Google Reveals Two New Web Crawlers

Google has introduced two new web crawlers designed to scrape image and video content specifically for research and development purposes.

These new crawlers are variations of the GoogleOther crawler first launched in April 2023. The original GoogleOther crawler is used for fetching publicly accessible content for various product teams within Google, often for one-off research and development crawls. The two new versions, named GoogleOther-Image and GoogleOther-Video, specialize in crawling non-text binary data—specifically images and videos.

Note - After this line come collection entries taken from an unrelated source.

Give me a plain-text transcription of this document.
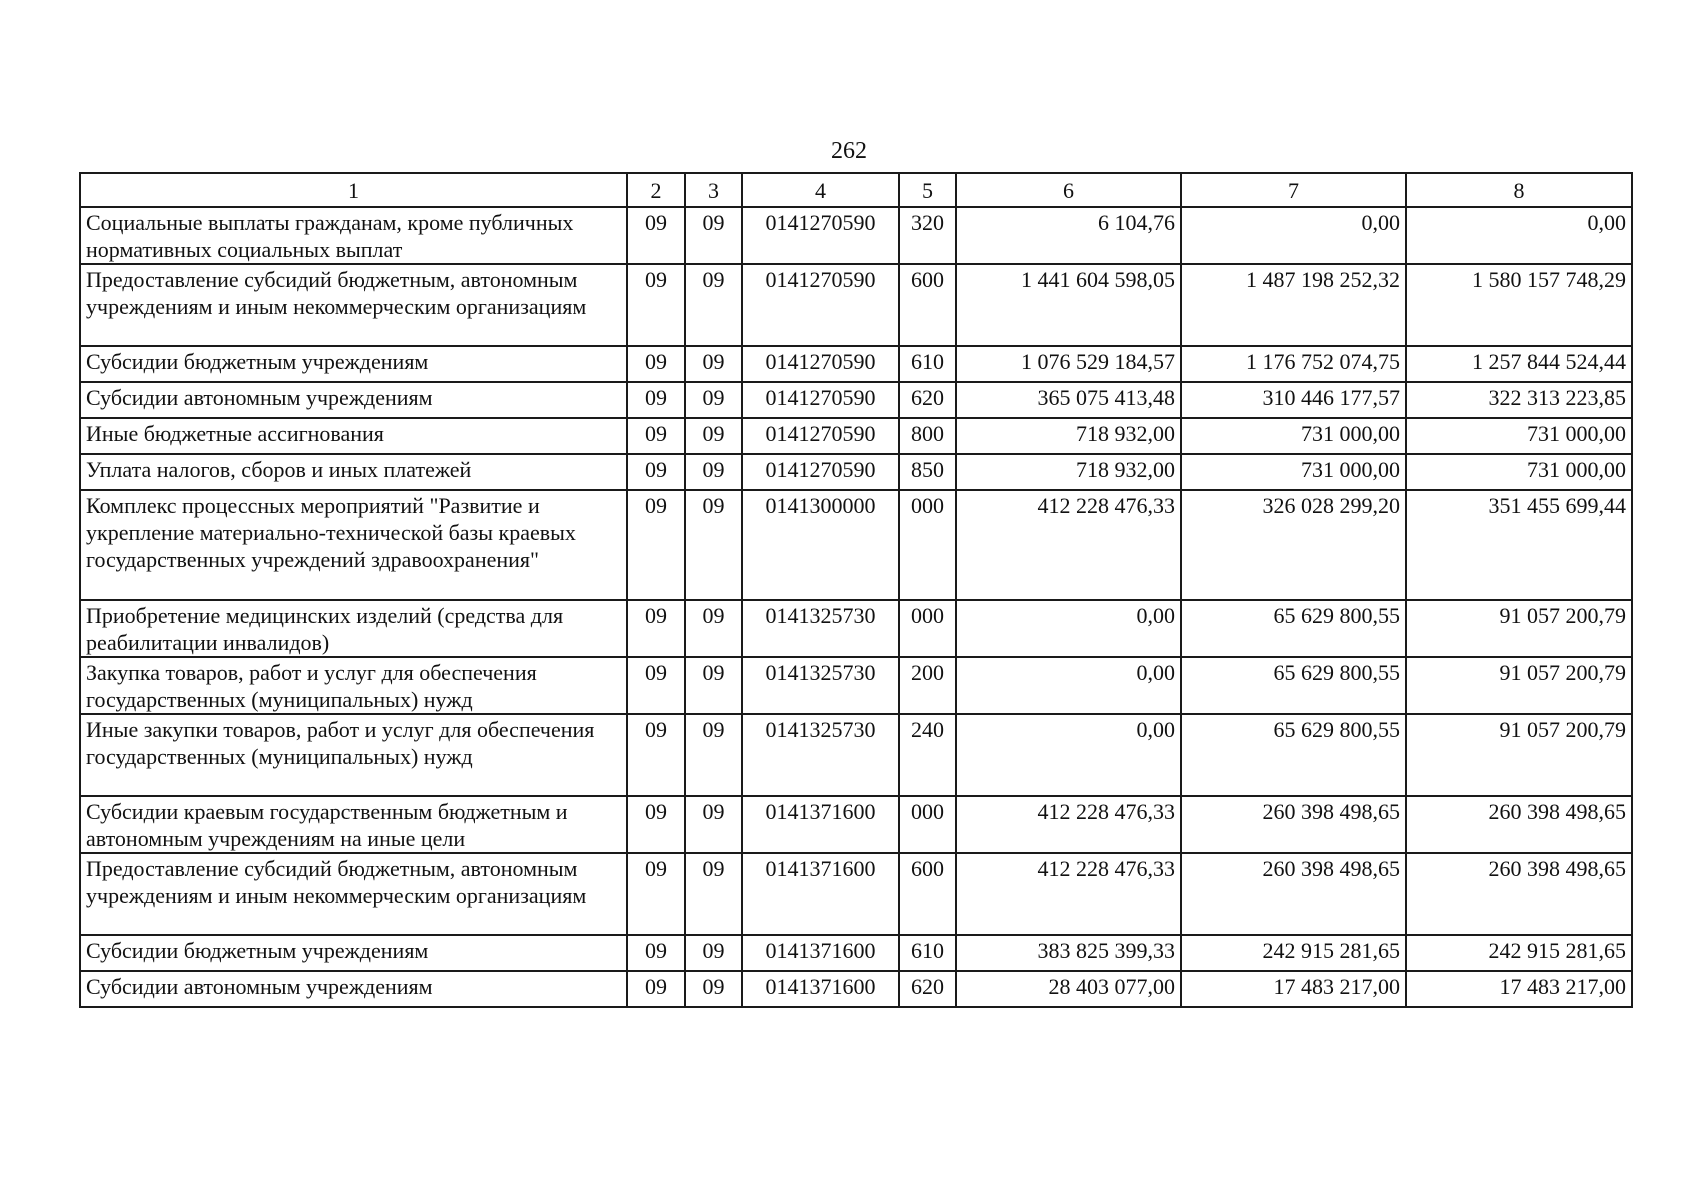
262
1	2	3	4	5	6	7	8
Социальные выплаты гражданам, кроме публичных нормативных социальных выплат	09	09	0141270590	320	6 104,76	0,00	0,00
Предоставление субсидий бюджетным, автономным учреждениям и иным некоммерческим организациям	09	09	0141270590	600	1 441 604 598,05	1 487 198 252,32	1 580 157 748,29
Субсидии бюджетным учреждениям	09	09	0141270590	610	1 076 529 184,57	1 176 752 074,75	1 257 844 524,44
Субсидии автономным учреждениям	09	09	0141270590	620	365 075 413,48	310 446 177,57	322 313 223,85
Иные бюджетные ассигнования	09	09	0141270590	800	718 932,00	731 000,00	731 000,00
Уплата налогов, сборов и иных платежей	09	09	0141270590	850	718 932,00	731 000,00	731 000,00
Комплекс процессных мероприятий "Развитие и укрепление материально-технической базы краевых государственных учреждений здравоохранения"	09	09	0141300000	000	412 228 476,33	326 028 299,20	351 455 699,44
Приобретение медицинских изделий (средства для реабилитации инвалидов)	09	09	0141325730	000	0,00	65 629 800,55	91 057 200,79
Закупка товаров, работ и услуг для обеспечения государственных (муниципальных) нужд	09	09	0141325730	200	0,00	65 629 800,55	91 057 200,79
Иные закупки товаров, работ и услуг для обеспечения государственных (муниципальных) нужд	09	09	0141325730	240	0,00	65 629 800,55	91 057 200,79
Субсидии краевым государственным бюджетным и автономным учреждениям на иные цели	09	09	0141371600	000	412 228 476,33	260 398 498,65	260 398 498,65
Предоставление субсидий бюджетным, автономным учреждениям и иным некоммерческим организациям	09	09	0141371600	600	412 228 476,33	260 398 498,65	260 398 498,65
Субсидии бюджетным учреждениям	09	09	0141371600	610	383 825 399,33	242 915 281,65	242 915 281,65
Субсидии автономным учреждениям	09	09	0141371600	620	28 403 077,00	17 483 217,00	17 483 217,00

The introduction of these crawlers is straightforward: GoogleOther-Image will exclusively crawl image content, while GoogleOther-Video will focus on video content. For those who may want to prevent these crawlers from accessing their sites, Google has provided user agent tokens that can be added to the robots.txt file. The user agent tokens for each are as follows:

GoogleOther-Image:

– User agent tokens: GoogleOther-Image, GoogleOther
– Full user agent string: GoogleOther-Image/1.0

GoogleOther-Video:

– User agent tokens: GoogleOther-Video, GoogleOther
– Full user agent string: GoogleOther-Video/1.0

Additionally, Google has updated the user agent strings for the original GoogleOther crawler to reflect the specific technologies in use, such as the version of Chrome. This makes it easier for publishers to identify and authenticate these crawlers in their server logs.

With these updates, Google aims to continue enhancing its research and development capabilities by efficiently scraping image and video content. Publishers who might not want their media to be accessed can block these new crawlers easily via the provided user agent tokens.